2004 Traded -Curt Schilling (another nice one to have. year of the bloody sock!)

Sets I was looking for:
2004 Fleer Patchworks Torii Hunter
2004 Fleer Classic Clippings Carlos Delgado.

2000 Fleer Tradition Update: Rickey Henderson (a Mariner Rickey!)
2005 Bowman Heritage Chien-Ming Wang. Always nice to get a Wang.
1986 Topps Traded Phil Niekro on the Indians.

And now, the four semi-awesome rookies that I got at Cooperstown.

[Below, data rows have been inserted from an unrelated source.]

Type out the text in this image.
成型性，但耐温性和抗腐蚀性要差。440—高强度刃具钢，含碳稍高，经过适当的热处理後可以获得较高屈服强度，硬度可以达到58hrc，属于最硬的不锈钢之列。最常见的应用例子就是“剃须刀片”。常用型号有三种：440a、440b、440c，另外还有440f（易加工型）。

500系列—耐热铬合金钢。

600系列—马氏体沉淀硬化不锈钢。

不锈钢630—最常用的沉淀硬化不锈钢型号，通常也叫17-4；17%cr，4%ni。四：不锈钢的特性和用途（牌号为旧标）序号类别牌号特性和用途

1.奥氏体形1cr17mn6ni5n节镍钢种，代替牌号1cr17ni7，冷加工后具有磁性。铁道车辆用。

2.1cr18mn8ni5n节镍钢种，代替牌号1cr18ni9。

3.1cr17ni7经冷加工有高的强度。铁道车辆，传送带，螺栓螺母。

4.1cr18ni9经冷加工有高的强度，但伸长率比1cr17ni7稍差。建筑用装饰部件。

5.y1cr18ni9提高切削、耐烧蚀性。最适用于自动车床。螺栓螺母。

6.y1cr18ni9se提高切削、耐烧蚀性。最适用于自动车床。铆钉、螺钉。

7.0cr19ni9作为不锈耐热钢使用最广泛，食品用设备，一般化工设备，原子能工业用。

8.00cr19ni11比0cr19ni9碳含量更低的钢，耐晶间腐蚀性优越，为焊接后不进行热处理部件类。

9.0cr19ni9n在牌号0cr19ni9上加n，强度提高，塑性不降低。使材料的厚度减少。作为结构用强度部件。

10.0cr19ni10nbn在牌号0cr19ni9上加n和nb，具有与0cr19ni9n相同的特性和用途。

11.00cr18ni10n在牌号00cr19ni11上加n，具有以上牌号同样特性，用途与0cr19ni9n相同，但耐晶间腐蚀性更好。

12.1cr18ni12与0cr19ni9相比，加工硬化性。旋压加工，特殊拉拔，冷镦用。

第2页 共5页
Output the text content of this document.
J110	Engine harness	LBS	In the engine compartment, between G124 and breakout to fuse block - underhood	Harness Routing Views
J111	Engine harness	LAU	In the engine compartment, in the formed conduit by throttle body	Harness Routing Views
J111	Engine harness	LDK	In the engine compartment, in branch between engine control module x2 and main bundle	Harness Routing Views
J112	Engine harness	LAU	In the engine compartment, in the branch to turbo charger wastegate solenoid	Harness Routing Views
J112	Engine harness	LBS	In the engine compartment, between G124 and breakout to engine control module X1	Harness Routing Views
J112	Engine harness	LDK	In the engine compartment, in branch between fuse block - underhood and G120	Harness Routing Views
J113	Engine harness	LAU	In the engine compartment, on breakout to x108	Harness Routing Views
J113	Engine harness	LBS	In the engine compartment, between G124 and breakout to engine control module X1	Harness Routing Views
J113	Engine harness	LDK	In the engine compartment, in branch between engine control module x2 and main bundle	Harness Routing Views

4. 2006 Topps Traded JERED WEAVER rookie. I rate this lower because it may not be the bonafide actual rookie, but it's still nice to have.
3. 2004 Diamond Kings DAN HAREN. Again, not the most pricy rookie, and you can do better, but it's still a nice rookie of a great player, even in Diamond King form.
2. 2000 Topps Traded BRANDON PHILLIPS. This one was the priciest of the four ($6), and right now, it's the player that's doing the best in the standings. Plus, it's kinda weird to see the current Red in Expos garb. Still, it's a great rookie to have. Still, for the #1, I have to go with...
1. 2000 Topps Traded JUAN PIERRE! This is my best find of the day not because it's the best player, but because it's my favorite of the four. The impact of Juan Pierre is undeniable, and he was brilliant for my Phillies last year. I felt like I needed his rookie, regardless of his Hall chances. Besides, it was $2.50.

So overall, my trip to Cooperstown was a success, with cards and a great day had by all.